La parashà di Vaykrà è la prima dell’omonimo libro
della Torà. In italiano questo libro è chiamato Levitico perché tratta delle
mansioni dei kohanìm, che erano la
famiglia prescelta nella tribù di Levi a presentare le offerte al Bet Ha-Mikdàsh. Negli scritti
tradizionali il libro di Vaykrà è
denominato Toràt Kohanìm,
l’insegnamento per i kohanìm.
L’argomento dei korbanòt (sacrifici), al quale è
dedicato il libro di Vaykrà, è
menzionato dal Maimonide (Cordova, 1038-1204, Il Cairo) in varie sezione
del suo Mishnè Torà. Nel Sèfer ‘Avodà, (Hilkhòt Me’ilà, 8:8) il Maimonide scrive: “È opportuno studiare
bene le leggi della santa Torà e cercare di comprenderle a fondo per quanto sia
possibile. E non bisogna prendere alla leggera gli argomenti sui quali non si
riesce a trovare un motivo e non si sa la causa […] e non bisogna pensare che
siano come le cose mondane. […] Le mitzvòt
che il Santo Benedetto ci ha decretato non vanno prese alla leggera se non
riusciamo a conoscerne i motivi […]. I
mishpatìm (leggi) sono le mitzvòt
i cui motivi sono evidenti e i benefici della loro osservanza sono noti, come
la proibizione del furto, dello spargimento di sangue e l’obbligo di onorare i
genitori. E i chukìm (decreti) sono
le mitzvòt i cui motivi sono
sconosciuti […] come per esempio la proibizione di consumare carne suina, la
proibizione di carne e latte ecc. […]. Tutti i sacrifici (korbanòt) fanno parte del gruppo dei
decreti […].
R. Yosef Shalom Elyashiv (Lituania, 1910-2012, Gerusalemme) in Divrè Aggadà (P. 198-9) fa notare che i
decreti, come la proibizioni di mangiare carne suina e i korbanòt, entrarono in vigore dopo la rivelazione del Sinai, quando
gli israeliti ricevettero le mitzvòt della
Torà. E questi decreti furono destinati solo al popolo d’Israele e non ai
Noachidi. Prima di ricevere la Torà non vi erano decreti per gli israeliti.

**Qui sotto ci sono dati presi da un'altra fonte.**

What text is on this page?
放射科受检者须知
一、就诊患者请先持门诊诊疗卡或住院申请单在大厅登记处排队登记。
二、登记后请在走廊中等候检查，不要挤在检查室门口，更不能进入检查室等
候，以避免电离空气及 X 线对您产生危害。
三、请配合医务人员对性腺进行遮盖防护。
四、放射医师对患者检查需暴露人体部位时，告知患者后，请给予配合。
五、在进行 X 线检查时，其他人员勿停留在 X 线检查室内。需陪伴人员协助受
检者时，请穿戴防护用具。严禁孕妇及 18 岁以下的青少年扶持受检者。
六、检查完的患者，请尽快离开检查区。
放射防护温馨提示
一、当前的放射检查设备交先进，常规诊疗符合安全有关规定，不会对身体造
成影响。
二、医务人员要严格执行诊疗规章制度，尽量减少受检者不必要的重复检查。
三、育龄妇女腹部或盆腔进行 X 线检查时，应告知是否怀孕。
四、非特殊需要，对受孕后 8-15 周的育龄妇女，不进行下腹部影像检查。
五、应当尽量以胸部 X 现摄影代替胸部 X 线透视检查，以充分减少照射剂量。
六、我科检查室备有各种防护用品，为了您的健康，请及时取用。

Tuttavia i sacrifici (korbanòt)
esistevano anche prima del Sinai e non solo presso gli israeliti ma anche
presso i gentili. Infatti i maestri nel Talmud babilonese (Shabbàt, 28b) menzionano che Adamo sacrificò un toro con delle grandi
corna; e così pure Noach (Noè) offri sacrifici quando uscì dall’arca (Bereshìt, 4:3-4). Inoltre quando Moshè
si presentò al faraone e gli disse che voleva condurre il popolo d’Israele nel
deserto a una distanza di tre giorni di cammino per sacrificare all’Eterno (Shemòt, 3:18), il faraone capì assai
bene a cosa si riferiva Moshè. E anche dopo la rivelazione del Sinai fu permesso
ai gentili di presentare sacrifici. E quindi, chiede rav Elyashiv, se i
sacrifici sono dei decreti cosa c’entrano i decreti con i gentili? È quindi necessario concludere che vi sono dei sacrifici
che non fanno parte dei chukìm e sono quelli offerti
dai gentili e ci sono sacrifici che sono chukìm e sono quelli
degli israeliti.
Rav Elyashiv spiega
che il senso di gratitudine fa si che si desideri ringraziare le persone che ci
hanno fatto del bene. Tutti i sacrifici che venivano portati prima delle rivelazione
del Sinai erano sacrifici di ringraziamento (korbàn todà). E sul fatto che gli uomini possano ringraziare il
Creatore offrendo dei sacrifici, i maestri hanno insegnato che in effetti non
diamo nulla al Creatore, che non ha bisogno di niente, ed esprimiamo solo il
nostro senso di gratitudine.
Il Maimonide sostiene
che anche se non siamo in grado di conoscere sempre i motivi delle mitzvòt, perché la Torà non li specifica
o perché i motivi non sono razionalmente comprensibili, tutte le mitzvòt hanno un motivo (Guida dei
Perplessi, III, 48). Nel caso dei sacrifici, nonostante l’affermazione che
secondo la Halakhà i sacrifici fanno
parte dei chukìm i cui motivi sono
sconosciuti, il Maimonide suggerisce che il Creatore prescrisse la mitzvà dei korbanòt perché i sacrifici erano in voga in tutto il mondo e non
ne obbligò l’abbandono (ibid., III, 32). Inoltre il motivo per cui la Torà
prescrive che vengano offerti come sacrifici ovini, caprini e bovini, dipende
dal fatto che gli ovini venivano adorati dagli egiziani; i caprini venivano
adorati dagli abitanti del regno di Saba; e i bovini venivano considerati
intoccabili in India e altri paesi (ibid., III, 46). Questa idea del Maimonide
non è tuttavia condivisa dal Nachmanide
(Girona, 1194-1270, Acco) che nel suo commento alla Torà sostiene che le ipotesi
del Maimonide sui sacrifici non sono valide.